In 1968 British police constable David Morris was directing Vincent Fagan to a parking space when Fagan’s car ran onto his foot. Morris shouted at him to move the car, but Fagan refused and turned off the ignition. Eventually he started it again and moved off, but he was convicted of assault for the incident.

This raises a curious legal point. Normally Western law recognizes a crime only if a guilty action and a guilty intent occur at the same time. Here it seems that Fagan’s guilty action (rolling onto Morris’ foot) was a simple accident, and his guilty intent (his resolution not to move) occurred only later. Does that mean that he had committed no crime?

No, it doesn’t, ruled the English court of appeal. Fagan’s guilty action extended continuously while the constable’s foot was pinned under his tire, and he became guilty of assault a soon as he formed the resolution not to move the car. His appeal was dismissed.

(Fagan v Metropolitan Police Commissioner [1969] 1 QB 439)

Slenderizing

What’s unusual about this sentence by Harry Mathews?

Once brought into this country, partly imprudent gray barbers marry expatriate, parrying the frictions of tried friends such as Mary, the sorry crook with no work at hand, who is now without a murmur getting pastry.
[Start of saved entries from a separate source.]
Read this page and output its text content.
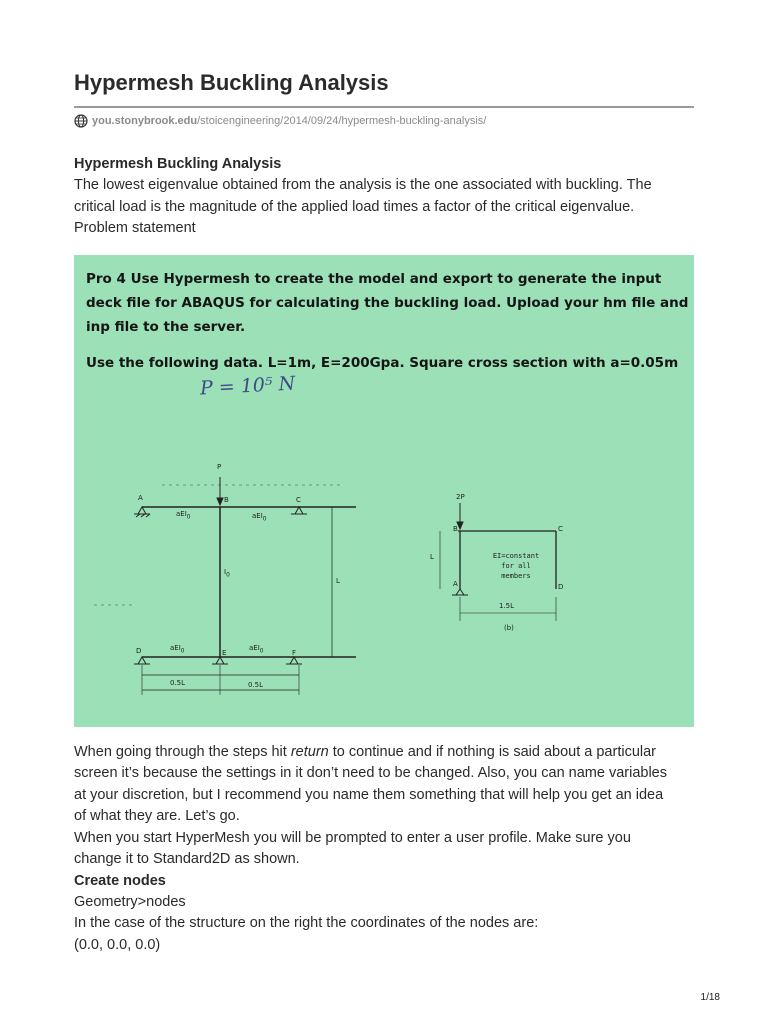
Hypermesh Buckling Analysis
you.stonybrook.edu /stoicengineering/2014/09/24/hypermesh-buckling-analysis/

Hypermesh Buckling Analysis

The lowest eigenvalue obtained from the analysis is the one associated with buckling. The

critical load is the magnitude of the applied load times a factor of the critical eigenvalue.

Problem statement

Pro 4 Use Hypermesh to create the model and export to generate the input
deck file for ABAQUS for calculating the buckling load. Upload your hm file and
inp file to the server.
Use the following data. L=1m, E=200Gpa. Square cross section with a=0.05m
P = 10⁵ N
P
A	B	C
aEI$_0$	aEI$_0$
$I_0$
L
D	aEI$_0$	E
aEI$_0$	F
0.5L	0.5L
2P
B	C
L	EI=constant
for all
members
A	D
1.5L
(b)

When going through the steps hit return to continue and if nothing is said about a particular

screen it’s because the settings in it don’t need to be changed. Also, you can name variables

at your discretion, but I recommend you name them something that will help you get an idea

of what they are. Let’s go.

When you start HyperMesh you will be prompted to enter a user profile. Make sure you

change it to Standard2D as shown.

Create nodes

Geometry>nodes

In the case of the structure on the right the coordinates of the nodes are:

(0.0, 0.0, 0.0)

1/18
It remains a sentence when you remove the Rs:

Once bought into this county, patly impudent gay babes may expatiate, paying the fictions of tied fiends such as May, the soy cook with no wok at hand, who is now without a mumu getting pasty.

Reputation

http://commons.wikimedia.org/wiki/File:President_Abraham_Lincoln_-_NARA_-_530206.tif

In 1908, while traveling in the northern Caucasus, Leo Tolstoy regaled a local tribe with tales of the greatest warriors and statesmen in history. When he had finished, the chief said, “But you have not told us a syllable about the greatest general and greatest ruler of the world. We want to know something about him. He was a hero. He spoke with a voice of thunder; he laughed like the sunrise, and his deeds were strong as the rock and as sweet as the fragrance of roses. The angels appeared to his mother and predicted that the son whom she would conceive would become the greatest the stars had ever seen. He was so great that he even forgave the crimes of his greatest enemies and shook brotherly hands with those who had plotted against his life. His name was Lincoln and the country in which he lived is called America, which is so far away that if a youth should journey to reach it he would be an old man when he arrived. Tell us of that man.”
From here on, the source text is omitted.